Biden to propose $1.8tn 'family plan' to Congress
President Joe Biden will mark his first 100 days in office by setting out a $1.8tn (£1.3tn) family support plan that would transform the role of the government in society, according to reports.
In his first joint address to Congress, Biden will propose universal preschool provision, two years of free community college, $225bn for childcare and monthly payments of at least $250 to parents, Associated Press reported. The president will say taxing the rich is the best way to grow the economy by helping poor and middle-class families.
The "American Families Plan" seeks to close gaps in the US safety net exposed by the Covid-19 crisis, which left millions of Americans exposed after decades of flat or declining real wages for workers at the bottom of the income scale. Biden plans to pay for his programmes with about $1.5tn of tax increases for wealthy Americans.
Biden could struggle to get his programme through Congress, where his Democratic party has small majorities in both houses. Critics have said his plans could stifle investment and hit jobs.
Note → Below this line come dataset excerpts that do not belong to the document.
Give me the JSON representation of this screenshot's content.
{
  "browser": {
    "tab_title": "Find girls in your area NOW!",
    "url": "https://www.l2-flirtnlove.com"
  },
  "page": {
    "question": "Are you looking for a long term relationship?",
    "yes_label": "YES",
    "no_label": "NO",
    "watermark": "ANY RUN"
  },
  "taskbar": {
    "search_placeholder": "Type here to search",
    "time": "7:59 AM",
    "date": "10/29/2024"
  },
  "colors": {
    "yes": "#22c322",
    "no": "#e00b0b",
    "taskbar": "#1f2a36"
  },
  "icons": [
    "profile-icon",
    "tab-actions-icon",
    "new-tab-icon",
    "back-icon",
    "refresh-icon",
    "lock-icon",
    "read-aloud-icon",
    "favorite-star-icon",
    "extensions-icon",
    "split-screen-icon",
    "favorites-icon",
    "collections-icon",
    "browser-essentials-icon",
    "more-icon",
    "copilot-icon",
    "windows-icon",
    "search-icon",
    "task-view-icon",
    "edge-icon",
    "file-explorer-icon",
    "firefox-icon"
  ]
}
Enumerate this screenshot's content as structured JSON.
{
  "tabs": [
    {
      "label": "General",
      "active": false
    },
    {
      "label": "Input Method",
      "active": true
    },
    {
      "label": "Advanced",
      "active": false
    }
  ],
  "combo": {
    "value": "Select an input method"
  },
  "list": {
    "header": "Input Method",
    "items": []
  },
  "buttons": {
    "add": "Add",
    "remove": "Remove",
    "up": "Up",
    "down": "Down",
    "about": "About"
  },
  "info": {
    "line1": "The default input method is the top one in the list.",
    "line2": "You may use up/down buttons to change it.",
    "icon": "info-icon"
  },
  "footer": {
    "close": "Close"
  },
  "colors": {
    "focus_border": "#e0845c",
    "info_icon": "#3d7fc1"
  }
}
But Jamie Dimon, chief executive of JP Morgan, has said the rich should be prepared to pay their share to mend the US's fraying social fabric.
After beating Donald Trump in November's election with a message of moderation, Biden, who coveted the presidency for more than three decades, has proposed transformative changes some compare with the New Deal of the 1930s. The plan reverses the path of US policy since the 1980s when Ronald Reagan entrenched the idea that low taxes and smaller government were the keys to economic success.
"He [Biden] is a big-government Democrat, and he has not been at all reluctant to propose big initiatives in a response to a national crisis,” Julian Zelizer, a Princeton University presidential historian, told AP.
Biden is seizing the initiative while the Democrats control both the House and the Senate. History suggests the party's thin majorities could be overturned in mid-term elections. The US economy is also forecast to surge this year as it rebounds from the pandemic, giving Biden room to enact his programme.